The Grand Cortège Of Glory And Youth Is Gone Poem by Christopher John Brennan

The Grand Cortège Of Glory And Youth Is Gone



The grand cortège of glory and youth is gone
flaunt standards, and the flood of brazen tone:
I alone linger, a regretful guest,
here where the hostelry has crumbled down,
emptied of warmth and life, and the little town
lies cold and ruin'd, all its bravery done,
wind-blown, wind-blown, where not even dust may rest.
No cymbal-clash warms the chill air: the way
lies stretch'd beneath a slanting afternoon,
the which no piled pyres of the slaughter'd sun,
no silver sheen of eve shall follow: Day,
ta'en at the throat and choked, in the huge slum
o' the common world, shall fall across the coast,
yellow and bloodless, not a wound to boast.
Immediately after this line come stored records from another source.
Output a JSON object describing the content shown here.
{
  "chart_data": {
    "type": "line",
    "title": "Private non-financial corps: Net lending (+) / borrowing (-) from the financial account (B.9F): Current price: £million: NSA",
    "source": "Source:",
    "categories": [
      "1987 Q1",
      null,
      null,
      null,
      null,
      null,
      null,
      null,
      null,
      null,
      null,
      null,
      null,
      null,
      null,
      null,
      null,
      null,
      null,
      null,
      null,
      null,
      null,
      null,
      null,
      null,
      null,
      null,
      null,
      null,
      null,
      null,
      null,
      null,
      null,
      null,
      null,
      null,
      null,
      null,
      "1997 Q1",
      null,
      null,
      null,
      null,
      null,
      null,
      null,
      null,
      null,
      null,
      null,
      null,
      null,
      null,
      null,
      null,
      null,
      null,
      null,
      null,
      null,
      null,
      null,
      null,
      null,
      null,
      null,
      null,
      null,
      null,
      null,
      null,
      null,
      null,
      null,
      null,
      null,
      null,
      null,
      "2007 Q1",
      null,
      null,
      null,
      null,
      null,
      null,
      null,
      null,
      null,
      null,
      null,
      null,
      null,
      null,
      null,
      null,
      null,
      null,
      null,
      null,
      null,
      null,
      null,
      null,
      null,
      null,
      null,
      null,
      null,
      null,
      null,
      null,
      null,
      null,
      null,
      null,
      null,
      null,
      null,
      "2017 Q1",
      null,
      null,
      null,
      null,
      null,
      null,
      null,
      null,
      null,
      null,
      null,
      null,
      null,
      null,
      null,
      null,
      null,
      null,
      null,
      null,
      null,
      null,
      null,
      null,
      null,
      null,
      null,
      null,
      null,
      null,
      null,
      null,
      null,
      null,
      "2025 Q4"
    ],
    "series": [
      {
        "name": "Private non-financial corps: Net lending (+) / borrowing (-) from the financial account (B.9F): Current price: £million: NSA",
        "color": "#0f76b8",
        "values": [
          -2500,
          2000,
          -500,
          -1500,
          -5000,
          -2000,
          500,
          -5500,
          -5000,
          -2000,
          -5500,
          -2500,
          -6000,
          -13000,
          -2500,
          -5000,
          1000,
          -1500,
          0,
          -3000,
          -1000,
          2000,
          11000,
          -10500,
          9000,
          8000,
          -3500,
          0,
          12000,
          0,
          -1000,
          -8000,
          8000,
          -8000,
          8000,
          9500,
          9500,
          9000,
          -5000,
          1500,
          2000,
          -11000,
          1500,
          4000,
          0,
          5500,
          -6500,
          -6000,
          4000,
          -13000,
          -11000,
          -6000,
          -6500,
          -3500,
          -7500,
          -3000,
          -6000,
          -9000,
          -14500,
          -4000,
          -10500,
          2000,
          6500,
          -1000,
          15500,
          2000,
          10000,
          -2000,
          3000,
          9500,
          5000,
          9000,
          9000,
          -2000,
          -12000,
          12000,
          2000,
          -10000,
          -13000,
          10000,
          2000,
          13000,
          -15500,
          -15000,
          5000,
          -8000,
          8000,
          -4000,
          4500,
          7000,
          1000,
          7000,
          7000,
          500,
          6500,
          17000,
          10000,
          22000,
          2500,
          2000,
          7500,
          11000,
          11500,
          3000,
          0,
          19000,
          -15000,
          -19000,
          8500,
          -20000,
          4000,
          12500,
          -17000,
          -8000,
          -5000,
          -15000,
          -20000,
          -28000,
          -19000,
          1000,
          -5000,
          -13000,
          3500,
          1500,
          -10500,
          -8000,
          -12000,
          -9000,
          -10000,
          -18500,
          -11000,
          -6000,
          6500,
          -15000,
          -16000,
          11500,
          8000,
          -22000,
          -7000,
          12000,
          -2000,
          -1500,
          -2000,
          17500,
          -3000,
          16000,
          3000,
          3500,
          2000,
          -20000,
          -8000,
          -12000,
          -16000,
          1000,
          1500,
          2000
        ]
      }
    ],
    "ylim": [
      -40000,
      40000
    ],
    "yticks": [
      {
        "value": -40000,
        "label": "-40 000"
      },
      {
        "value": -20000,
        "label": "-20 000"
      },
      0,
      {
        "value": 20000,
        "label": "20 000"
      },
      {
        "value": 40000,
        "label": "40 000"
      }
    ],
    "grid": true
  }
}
But if this bare-blown waste refuse me home
and if the skies wither my vesper-flight,
'twere well to creep, or ever livid night
wrap the disquiet earth in horror, back
where the old church stands on our morning's track,
and in the iron-entrellis'd choir, among
rust tombs and blazons, where an isle of light
is bosom'd in the friendly gloom, devise
proud anthems in a long forgotten tongue:
so cozening youth's despair o'er joy that dies.